La madre mugolò e cominciò a piangere. La figlia le prese le mani, se le portò sulle gambe e, tenendovi sopra le sue, si mise a cullargliele.
La stanza era piena di penombra. C’era solo la luce rossa di un lumino davanti alla fotografia di Carmelo vestito da soldato, sopra il comò. Le donne stavano tutte chiuse nei loro scialli e mute. Una prese la paletta di rame e rimestò la brace nella conca.
– Nessun desiderio, nessun progetto. L’unica sua idea era quella di aggiustare questa casa».
Il sole era tramontato e, all’uscita del paese, sopra un muretto della strada, erano seduti un prete grosso e un prete magro. Quello magro, scuro, era venuto da Cesarò per predicare il quaresimale. Quello grosso, chiaro, era del paese.
– Un uomo buono, benvoluto da tutti. Parlava poco ma spartano. No, in chiesa mai. Ci andavo io a casa sua, una volta al mese, per confessare e comunicare la moglie. Poveretta, mi scriveva i peccati su un foglio di carta.
Passavano i contadini per la strada, tornavano a gruppi dal lavoro, gli uomini sul mulo e le donne a piedi. – Vossia benedica – salutavano.
– Benedetto – rispondeva il prete.
– Tra loro, si ammazzano, tra loro bovari.
– Benedetto.
Le montagne là di fronte erano diventate viola, di un viola tenero sfumato.
Questi Nebrodi, alti di fronte al mare, sono di una bellezza impareggiabile. Ora, con le prime ombre della sera, si udivano per la campagna ringhiare e abbaiare i primi cani: quei cani orbi, bastardi, che si avventano feroci non appena li sfiora l’odore della carne d’un cristiano.

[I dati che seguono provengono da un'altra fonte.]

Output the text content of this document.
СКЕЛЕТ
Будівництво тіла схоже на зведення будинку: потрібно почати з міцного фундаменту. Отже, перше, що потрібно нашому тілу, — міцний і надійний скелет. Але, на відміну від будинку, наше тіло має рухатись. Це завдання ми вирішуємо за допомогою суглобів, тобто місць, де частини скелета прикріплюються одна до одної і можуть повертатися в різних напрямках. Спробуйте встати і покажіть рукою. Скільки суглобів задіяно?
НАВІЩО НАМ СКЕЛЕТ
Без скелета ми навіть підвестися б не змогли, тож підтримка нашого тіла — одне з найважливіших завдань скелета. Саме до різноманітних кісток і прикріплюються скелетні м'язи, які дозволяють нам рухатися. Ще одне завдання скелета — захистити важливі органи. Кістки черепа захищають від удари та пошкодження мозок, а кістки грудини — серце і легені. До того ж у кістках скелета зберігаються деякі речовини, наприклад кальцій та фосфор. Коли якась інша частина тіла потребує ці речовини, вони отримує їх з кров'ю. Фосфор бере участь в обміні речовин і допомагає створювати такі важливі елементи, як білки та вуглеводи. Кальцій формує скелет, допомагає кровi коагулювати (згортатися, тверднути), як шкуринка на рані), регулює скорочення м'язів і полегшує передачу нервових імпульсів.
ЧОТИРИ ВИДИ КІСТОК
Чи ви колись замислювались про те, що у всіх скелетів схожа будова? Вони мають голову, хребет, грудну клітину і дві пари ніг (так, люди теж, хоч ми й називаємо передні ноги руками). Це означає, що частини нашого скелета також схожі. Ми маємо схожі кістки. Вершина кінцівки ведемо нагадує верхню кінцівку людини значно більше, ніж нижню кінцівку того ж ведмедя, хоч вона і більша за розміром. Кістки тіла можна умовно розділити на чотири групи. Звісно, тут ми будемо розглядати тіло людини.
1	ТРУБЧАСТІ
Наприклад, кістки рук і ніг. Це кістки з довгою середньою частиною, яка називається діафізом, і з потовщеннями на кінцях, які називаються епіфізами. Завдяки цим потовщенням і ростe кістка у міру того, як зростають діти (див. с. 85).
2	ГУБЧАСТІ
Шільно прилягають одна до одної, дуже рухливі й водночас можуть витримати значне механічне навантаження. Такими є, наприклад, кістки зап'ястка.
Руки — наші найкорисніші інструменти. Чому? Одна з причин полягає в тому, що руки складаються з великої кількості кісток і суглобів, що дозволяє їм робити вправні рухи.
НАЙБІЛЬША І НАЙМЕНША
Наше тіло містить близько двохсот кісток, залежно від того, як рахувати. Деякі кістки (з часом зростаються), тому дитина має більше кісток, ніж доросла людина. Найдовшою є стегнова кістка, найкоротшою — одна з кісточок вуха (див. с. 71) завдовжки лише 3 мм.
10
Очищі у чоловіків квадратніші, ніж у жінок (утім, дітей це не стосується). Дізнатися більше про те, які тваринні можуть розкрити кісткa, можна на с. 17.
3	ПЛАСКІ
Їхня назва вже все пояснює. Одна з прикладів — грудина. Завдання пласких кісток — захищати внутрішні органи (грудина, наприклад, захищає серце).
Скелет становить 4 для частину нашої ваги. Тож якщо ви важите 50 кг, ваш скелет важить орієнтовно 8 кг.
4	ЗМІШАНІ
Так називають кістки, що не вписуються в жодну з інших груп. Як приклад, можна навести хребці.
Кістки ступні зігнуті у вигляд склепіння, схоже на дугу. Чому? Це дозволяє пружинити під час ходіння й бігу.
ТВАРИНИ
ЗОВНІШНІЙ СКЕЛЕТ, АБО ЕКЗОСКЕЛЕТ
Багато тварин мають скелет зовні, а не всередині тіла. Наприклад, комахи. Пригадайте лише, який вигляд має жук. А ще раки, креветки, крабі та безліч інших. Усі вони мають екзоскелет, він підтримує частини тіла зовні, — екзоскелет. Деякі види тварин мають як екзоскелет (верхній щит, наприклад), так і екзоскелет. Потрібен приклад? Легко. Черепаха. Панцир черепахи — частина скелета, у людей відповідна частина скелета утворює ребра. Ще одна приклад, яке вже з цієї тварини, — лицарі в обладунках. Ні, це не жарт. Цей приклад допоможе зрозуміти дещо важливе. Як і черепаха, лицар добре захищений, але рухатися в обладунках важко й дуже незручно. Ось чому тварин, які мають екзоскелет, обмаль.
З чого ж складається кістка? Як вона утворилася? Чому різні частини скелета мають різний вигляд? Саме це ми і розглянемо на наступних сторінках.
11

[i] «L’Ora», 16 aprile 1966, p. 6. Stesso testo, col titolo: Per un po’ d’erba al limite del feudo, in L. Sciascia e S. Guglielmino (a cura di), Narratori di Sicilia, Milano: Mursia, 1967, pp. 429-434. Il testo del 1966 è ripreso tal quale – sotto forma di «Prima appendice del curatore», con fonte: L’Ora, 16 aprile 1966 (p. 6), autore: Vincenzo Consolo, occhiello e titolo: Tra cronaca e racconto un giorno a Tusa. Un filo d’erba ai margini del feudo, sottotitoletti redazionali inframmezzati: Il tabuto fresco di vernice, Sei donne tutte nere – in Mario Ovazza, Il caso Battaglia. Pascoli e mafia sui Nebrodi, a cura di Fernando Ciaramitaro, Palermo: Centro Studi e iniziative culturali Pio La Torre, 2008, pp. 124-126 [cfr. il precedente M. Ovazza, La mafia dei Nebrodi. Il caso Battaglia, a cura di Maurizio Rizza, Palermo: La Zisa, 1993].